In an 1887 article in Harper's Monthly, Rebecca Harding Davis described crossing the swamps between New Orleans and Morgan City: "The ... track ran through interminable swamps of giant cypresses, magnolias. and fig trees. Their myriads of gray trunks stood knee-high in water, opening in silent vistas on either side. Overhead, huge vicious coils of vines knotted these bare columns together. It was March, but there was no coy, tender approach of spring here. Nature was a savage--fierce, prolific. The very leaves burst open here like clots of blood or an angry glare of white; even the thickets of saplings were hoary as with age. Strange red and orange birds flashed through the somber recesses; now and then a huge alligator rose out of the plane of slimy water, stared at the train with dead eyes, and plunged into it again."

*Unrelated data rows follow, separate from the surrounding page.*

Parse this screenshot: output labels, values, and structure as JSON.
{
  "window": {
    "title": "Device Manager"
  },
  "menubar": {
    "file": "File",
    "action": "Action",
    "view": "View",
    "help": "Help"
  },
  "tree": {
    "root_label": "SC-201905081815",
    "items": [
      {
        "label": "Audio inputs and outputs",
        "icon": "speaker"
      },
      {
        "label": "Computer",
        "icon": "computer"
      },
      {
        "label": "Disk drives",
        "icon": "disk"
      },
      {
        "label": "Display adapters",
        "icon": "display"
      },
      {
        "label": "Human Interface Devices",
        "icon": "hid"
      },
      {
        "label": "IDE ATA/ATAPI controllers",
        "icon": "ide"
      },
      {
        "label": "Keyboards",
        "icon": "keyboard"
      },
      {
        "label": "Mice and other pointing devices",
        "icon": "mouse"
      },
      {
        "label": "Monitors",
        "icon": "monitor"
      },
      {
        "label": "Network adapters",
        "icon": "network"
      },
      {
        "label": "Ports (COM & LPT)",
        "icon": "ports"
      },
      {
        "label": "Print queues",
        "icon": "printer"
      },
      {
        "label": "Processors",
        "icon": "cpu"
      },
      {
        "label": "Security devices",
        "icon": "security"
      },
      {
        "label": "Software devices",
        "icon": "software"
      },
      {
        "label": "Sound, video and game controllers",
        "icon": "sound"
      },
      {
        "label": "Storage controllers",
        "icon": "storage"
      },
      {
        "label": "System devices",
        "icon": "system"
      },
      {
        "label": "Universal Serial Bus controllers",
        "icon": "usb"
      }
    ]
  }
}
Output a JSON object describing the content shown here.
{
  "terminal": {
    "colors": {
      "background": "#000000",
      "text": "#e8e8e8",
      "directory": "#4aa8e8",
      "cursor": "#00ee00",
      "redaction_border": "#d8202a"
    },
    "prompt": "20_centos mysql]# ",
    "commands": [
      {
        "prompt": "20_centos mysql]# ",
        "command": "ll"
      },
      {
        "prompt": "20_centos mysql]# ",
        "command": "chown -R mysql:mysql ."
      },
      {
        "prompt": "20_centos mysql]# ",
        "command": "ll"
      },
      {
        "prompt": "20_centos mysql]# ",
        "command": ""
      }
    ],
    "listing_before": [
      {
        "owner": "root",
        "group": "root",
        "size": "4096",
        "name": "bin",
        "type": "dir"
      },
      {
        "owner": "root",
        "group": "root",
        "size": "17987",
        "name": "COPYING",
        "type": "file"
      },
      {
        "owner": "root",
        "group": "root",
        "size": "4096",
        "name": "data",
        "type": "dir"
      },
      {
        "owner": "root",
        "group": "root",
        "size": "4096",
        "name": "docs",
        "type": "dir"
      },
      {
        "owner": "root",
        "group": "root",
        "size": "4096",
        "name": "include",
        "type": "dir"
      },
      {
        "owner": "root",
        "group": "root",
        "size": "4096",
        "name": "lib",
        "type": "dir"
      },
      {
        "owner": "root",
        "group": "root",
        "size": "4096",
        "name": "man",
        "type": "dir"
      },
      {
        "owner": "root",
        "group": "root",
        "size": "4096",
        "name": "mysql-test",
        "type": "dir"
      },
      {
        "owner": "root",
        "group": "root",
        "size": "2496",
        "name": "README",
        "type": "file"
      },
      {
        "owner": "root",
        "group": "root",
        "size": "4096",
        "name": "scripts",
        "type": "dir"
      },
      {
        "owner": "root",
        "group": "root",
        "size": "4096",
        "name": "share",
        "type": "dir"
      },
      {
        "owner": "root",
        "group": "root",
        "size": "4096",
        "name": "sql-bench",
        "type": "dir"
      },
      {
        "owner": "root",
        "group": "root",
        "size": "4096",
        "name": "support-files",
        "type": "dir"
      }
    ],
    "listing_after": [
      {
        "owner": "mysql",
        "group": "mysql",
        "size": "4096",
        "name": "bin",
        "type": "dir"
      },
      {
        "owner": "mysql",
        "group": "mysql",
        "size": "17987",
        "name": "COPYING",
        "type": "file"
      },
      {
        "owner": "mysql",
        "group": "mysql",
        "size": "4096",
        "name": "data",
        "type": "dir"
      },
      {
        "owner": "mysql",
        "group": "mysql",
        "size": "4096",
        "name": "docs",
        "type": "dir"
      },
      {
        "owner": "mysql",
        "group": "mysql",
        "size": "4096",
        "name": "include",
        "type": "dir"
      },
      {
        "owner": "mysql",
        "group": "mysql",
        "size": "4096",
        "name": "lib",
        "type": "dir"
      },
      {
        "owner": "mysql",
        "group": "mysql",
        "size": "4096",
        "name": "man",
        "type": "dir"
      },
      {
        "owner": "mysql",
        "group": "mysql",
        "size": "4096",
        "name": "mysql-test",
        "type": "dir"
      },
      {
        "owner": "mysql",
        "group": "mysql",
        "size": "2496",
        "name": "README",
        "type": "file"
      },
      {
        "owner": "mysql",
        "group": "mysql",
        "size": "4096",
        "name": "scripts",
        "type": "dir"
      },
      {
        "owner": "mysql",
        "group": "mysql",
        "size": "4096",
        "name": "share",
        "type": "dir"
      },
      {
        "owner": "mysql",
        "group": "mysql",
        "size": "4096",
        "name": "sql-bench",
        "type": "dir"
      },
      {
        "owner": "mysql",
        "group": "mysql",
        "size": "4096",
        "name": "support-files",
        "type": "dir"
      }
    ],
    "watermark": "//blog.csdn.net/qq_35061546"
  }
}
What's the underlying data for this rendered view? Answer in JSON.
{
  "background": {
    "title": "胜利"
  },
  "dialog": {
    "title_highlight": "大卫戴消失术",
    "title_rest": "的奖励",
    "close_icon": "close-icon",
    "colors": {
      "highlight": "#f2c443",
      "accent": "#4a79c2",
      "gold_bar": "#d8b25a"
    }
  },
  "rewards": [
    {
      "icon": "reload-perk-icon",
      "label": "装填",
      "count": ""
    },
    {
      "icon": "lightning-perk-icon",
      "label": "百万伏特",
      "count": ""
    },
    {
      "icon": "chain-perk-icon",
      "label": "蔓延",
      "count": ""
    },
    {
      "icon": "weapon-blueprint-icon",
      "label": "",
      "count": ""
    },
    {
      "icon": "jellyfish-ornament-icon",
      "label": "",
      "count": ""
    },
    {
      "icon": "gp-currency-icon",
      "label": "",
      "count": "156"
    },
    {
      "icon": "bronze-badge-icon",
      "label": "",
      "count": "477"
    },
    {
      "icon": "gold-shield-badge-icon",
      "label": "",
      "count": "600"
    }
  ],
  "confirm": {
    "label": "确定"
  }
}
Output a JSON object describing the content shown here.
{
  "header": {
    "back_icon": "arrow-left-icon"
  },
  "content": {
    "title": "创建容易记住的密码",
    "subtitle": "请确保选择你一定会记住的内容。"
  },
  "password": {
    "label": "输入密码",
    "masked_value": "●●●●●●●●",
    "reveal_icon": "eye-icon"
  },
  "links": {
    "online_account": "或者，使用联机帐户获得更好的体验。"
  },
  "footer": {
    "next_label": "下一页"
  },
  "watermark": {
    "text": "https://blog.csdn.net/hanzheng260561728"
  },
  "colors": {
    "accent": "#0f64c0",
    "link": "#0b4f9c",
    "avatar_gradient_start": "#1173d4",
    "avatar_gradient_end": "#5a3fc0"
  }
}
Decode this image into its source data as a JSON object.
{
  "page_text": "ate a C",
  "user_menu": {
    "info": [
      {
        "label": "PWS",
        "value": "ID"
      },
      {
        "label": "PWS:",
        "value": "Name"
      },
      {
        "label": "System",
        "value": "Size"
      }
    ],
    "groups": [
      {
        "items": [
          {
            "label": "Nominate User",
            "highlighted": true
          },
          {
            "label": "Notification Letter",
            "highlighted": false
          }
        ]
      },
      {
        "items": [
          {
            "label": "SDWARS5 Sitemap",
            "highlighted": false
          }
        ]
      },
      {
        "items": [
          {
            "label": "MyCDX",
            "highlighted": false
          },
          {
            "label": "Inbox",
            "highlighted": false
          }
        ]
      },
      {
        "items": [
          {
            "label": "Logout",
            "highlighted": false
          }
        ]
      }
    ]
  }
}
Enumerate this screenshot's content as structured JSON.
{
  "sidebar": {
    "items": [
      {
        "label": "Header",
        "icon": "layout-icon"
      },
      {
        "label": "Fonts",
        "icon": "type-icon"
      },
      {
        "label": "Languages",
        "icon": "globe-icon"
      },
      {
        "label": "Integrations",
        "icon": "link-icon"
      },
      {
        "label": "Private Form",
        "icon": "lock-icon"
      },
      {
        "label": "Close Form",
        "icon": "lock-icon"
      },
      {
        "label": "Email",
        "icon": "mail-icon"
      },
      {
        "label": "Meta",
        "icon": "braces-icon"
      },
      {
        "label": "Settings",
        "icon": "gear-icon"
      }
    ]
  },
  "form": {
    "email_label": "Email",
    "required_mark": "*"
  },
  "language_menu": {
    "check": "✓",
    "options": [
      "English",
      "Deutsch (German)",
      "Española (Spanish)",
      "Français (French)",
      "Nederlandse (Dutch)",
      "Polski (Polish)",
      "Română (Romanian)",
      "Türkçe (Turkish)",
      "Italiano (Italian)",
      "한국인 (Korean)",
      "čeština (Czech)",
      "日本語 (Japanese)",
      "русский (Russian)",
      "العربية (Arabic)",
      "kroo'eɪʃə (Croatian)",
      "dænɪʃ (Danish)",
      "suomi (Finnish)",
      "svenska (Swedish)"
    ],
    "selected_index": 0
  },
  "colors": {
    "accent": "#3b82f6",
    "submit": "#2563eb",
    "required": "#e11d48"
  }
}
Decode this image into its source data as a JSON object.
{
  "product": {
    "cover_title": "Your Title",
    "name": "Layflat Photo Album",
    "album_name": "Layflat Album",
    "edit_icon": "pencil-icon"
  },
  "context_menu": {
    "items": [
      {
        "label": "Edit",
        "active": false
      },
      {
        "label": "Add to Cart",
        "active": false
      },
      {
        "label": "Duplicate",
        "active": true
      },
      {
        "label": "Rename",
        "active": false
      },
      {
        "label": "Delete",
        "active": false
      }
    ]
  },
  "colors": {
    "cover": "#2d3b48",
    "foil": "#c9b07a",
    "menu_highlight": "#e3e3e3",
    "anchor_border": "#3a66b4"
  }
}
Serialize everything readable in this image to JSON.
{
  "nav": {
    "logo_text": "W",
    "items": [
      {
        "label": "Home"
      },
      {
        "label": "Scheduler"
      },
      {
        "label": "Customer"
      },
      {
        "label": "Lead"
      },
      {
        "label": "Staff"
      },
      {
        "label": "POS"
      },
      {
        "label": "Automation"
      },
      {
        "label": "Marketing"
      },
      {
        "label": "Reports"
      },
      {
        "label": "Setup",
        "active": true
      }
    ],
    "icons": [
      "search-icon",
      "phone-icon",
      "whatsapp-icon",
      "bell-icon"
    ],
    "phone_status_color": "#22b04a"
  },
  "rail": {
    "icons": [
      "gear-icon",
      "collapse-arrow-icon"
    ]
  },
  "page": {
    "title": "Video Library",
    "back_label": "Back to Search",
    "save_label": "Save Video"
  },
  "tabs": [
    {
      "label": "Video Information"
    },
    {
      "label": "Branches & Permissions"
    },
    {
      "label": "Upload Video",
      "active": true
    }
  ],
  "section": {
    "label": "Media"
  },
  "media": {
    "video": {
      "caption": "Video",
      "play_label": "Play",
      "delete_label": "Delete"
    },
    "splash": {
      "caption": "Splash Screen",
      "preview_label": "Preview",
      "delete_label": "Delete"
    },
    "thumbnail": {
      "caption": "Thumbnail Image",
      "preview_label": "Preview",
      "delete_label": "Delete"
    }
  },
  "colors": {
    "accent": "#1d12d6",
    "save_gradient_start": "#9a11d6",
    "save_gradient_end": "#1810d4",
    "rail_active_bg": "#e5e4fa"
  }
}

Aside from the perils of nature, there were no bridges spanning the Mississippi or Atchafalaya rivers, and the trains had to be dismantled and put on ferries, then reassembled on the opposite side. Once under way, the old steam engines had to stop a dozen or so times to take on water for their boilers.
To get from New Orleans to the Pacific, was an even bigger adventure, requiring connections with different rail operators all along the way. The Louisiana Western Railroad, traveling through Morgan City and up the Teche, connected New Orleans to Lafayette. The Louisiana & Texas Railroad connected at Lafayette and reached across the Sabine River to Orange, Texas. The Texas & New Orleans Railroad ran from Orange to Houston, where it connected with the Galveston, Harrisburg, & San Antonio Railroad. From San Antonio, the Central Pacific, traveled to El Paso. It connected at El Paso to the Southern Pacific of New Mexico, then Southern Pacific of Arizona, and finally the Southern Pacific of California, which ran to San Francisco.
Despite the drawbacks, the railroad was a major economic impetus for wherever it went, and in southwest Louisiana, local promoters immediately began an advertising campaign to bring people to the prairies that had now been opened to commerce.
The train had been publicized as one of the finest in the United States at the time, and had been prepared espcially for the California tourist trade.
The locomotive left the track, turned over, and buried itself in 4 or 5 feet of water and mud. No one was killed and the one most seriously hurt was the engineer. He suffered a crushed foot.
Investigators attibute the wreck to a roadway softened by heavy rainfalls in the area.
The engineer was quoted as saying, "We passed through Jennings four minutes late. I eased around the curve just west of Jennings, crossed the Grand Marais bridge, and then I opened her up and pulled the track right up from under us.
All train service had to be detoured for several days while the wreck was cleaned up and the track repaired.